Tejas made his fabulous gobi shak, which I posted separately, and I made masoor dal with goda masala which I also posted separately (I never know if I should combine recipes on one post or not, but I figure it is easier to look up separate recipes!), and then I tried a new eggplant recipe that I thought was fantastic!!! US Masala is such a wonderful blog and her pictures are beautiful! The Kasmiri dahi eggplant is the first recipe I have tried and it has definitely made me want to try more! I made about a recipe and a half and mine does not look anything like hers, but it was tasty 🙂
2 big eggplants thickly sliced
Oil for shallow frying
3 cups yogurt
2 teaspoons fennel
1 1/2 teaspoons ginger ground
1/2 teaspoon tumeric
2 teaspoons kashmiri chili powder (Kashmiri chili powder is really red, but not as spicy, you can substitue with less normal chili powder)
1 tablespoon oil
Pinch hing (asafoetida)
Pinch sugar (optional – if your yogurt is really tart, the sugar will cut it a little)

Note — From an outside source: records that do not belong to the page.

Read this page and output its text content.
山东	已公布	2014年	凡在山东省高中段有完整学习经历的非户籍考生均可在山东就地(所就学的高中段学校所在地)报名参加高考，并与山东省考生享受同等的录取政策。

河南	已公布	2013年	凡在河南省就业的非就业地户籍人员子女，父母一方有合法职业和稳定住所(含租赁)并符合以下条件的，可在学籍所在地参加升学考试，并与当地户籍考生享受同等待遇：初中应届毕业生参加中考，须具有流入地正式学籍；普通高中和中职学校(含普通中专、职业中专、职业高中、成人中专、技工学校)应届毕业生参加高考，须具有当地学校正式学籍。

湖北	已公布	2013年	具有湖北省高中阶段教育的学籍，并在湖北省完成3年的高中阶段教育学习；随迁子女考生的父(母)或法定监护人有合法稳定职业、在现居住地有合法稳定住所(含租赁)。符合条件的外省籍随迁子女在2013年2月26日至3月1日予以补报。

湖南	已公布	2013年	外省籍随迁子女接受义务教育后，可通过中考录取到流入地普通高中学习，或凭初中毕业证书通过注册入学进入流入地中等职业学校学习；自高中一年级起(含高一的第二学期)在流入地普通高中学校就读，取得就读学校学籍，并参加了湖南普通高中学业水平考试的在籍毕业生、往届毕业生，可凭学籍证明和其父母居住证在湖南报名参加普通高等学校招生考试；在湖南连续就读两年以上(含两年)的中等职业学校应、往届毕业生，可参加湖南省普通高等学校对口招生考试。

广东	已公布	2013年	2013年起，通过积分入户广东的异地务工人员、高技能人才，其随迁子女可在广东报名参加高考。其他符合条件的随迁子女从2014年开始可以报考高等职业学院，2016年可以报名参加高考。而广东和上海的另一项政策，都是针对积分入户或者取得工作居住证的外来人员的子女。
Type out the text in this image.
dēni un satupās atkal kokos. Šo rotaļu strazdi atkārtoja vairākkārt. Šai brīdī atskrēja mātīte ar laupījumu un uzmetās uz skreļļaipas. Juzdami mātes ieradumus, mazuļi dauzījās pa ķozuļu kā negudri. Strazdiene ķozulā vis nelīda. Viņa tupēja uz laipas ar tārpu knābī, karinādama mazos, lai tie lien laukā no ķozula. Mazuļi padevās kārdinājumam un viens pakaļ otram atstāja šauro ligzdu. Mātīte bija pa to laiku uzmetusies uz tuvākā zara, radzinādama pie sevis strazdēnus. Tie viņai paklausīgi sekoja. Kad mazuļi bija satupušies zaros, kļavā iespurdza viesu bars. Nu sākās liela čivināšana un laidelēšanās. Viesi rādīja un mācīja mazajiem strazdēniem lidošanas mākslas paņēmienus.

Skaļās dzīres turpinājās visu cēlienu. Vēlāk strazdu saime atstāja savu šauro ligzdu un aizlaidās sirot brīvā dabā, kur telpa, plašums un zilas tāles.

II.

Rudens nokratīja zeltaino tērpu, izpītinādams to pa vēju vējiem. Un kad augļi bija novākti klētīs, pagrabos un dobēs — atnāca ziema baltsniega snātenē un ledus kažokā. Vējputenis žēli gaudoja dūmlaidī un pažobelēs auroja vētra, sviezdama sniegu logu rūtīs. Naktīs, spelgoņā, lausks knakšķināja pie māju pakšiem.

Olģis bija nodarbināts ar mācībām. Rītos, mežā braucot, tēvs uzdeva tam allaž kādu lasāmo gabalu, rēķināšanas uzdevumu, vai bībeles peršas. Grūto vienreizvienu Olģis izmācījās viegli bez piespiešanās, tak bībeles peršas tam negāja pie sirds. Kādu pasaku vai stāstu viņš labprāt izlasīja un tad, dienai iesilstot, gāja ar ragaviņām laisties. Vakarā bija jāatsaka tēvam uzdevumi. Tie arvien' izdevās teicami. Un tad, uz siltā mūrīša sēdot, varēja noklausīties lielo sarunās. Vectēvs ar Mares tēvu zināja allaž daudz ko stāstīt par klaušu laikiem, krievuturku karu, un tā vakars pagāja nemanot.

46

- Slice the eggplant and then shallow fry until soft and brown. Drain on paper towels. I tried to broil these to be a little healthier, but looked like they were drying out in the oven, so I gave up and went the shallow frying way. Sometimes a little oil is okay.
- Whisk yogurt and salt together.
- Toast the fennel lightly and grind in a coffee grinder. I actually ground the fennel with the other dried spices because the coffee grinder seems to work better with more volume.
- Heat the 1 tablespoon of oil in the same pan and add the hing and cardamon. Then add the powdered spices.
- Whisk in the yogurt.
- Add the eggplant and heat through until the yogurt separates.